“Starting over and building from scratch is not for the faint of heart, nor is living in this most northern cold-weather state,” says Britt Witt, one half of the waxed canvas goods business Red House. Still, this is exactly the situation that Britt and her husband Matt found themselves in in 2011, when the two packed their bags and brought their family—two children and a pup named Buckley Jones—to a quiet village in Vermont, sight unseen. The gamble of leaving well-paying city jobs and most of their possessions turned out to be a fortuitous move. It allowed them to kickstart their new business and create a life they had always dreamed of, in a charming red house that was tailor-made for both. Since their move-in, Britt and Matt have made over this forest cottage according to their vision, making updates that allowed it to function as a live/work space for their family and entrepreneurial endeavors. Centered around a wood-burning stove, it is a space that brims with warmth and creativity. Take a tour + learn more about this little red house below!
Photograhy by Carey Nershi.
“When we bought this house it was quite different than from what you see today,” Britt says. “Every room was a different color, spanning from a salmon pink to a pale lime green. There was a thin, rough grey carpet throughout, accented by some white tiles here and there.”
“The first thing we did was create a blank canvas by painting the entire home a bright white. We followed with a dark wide plank floor. This immediately made the space feel larger and more open which allowed us to see its full potential.”
“The natural surrounding of Vermont is a huge inspiration to us and we wanted to invite the outdoors in. We put up a wood stack right out our windows to create a cozy living room with an outdoor feel.”

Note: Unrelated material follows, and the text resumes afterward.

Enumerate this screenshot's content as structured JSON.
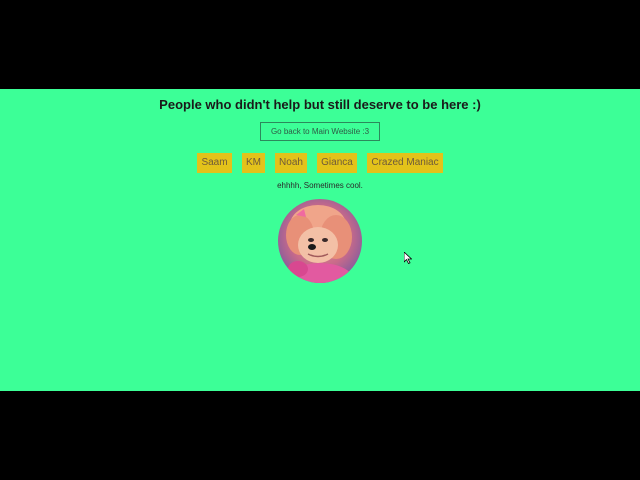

“Our small but mighty kitchen that we built ourselves just a few years ago. We tore down overhead cabinets and put in open shelving in order to make it feel simple and light.”
“Our wood stove is by far my favorite thing about this home. We have not turned the heat on once in all the years we have lived here. The stove pumps so much heat that we often open the windows a bit on some of the coldest Vermont days and nights. This house could be completely empty and still be cozy with the crackling of the wood stove going.”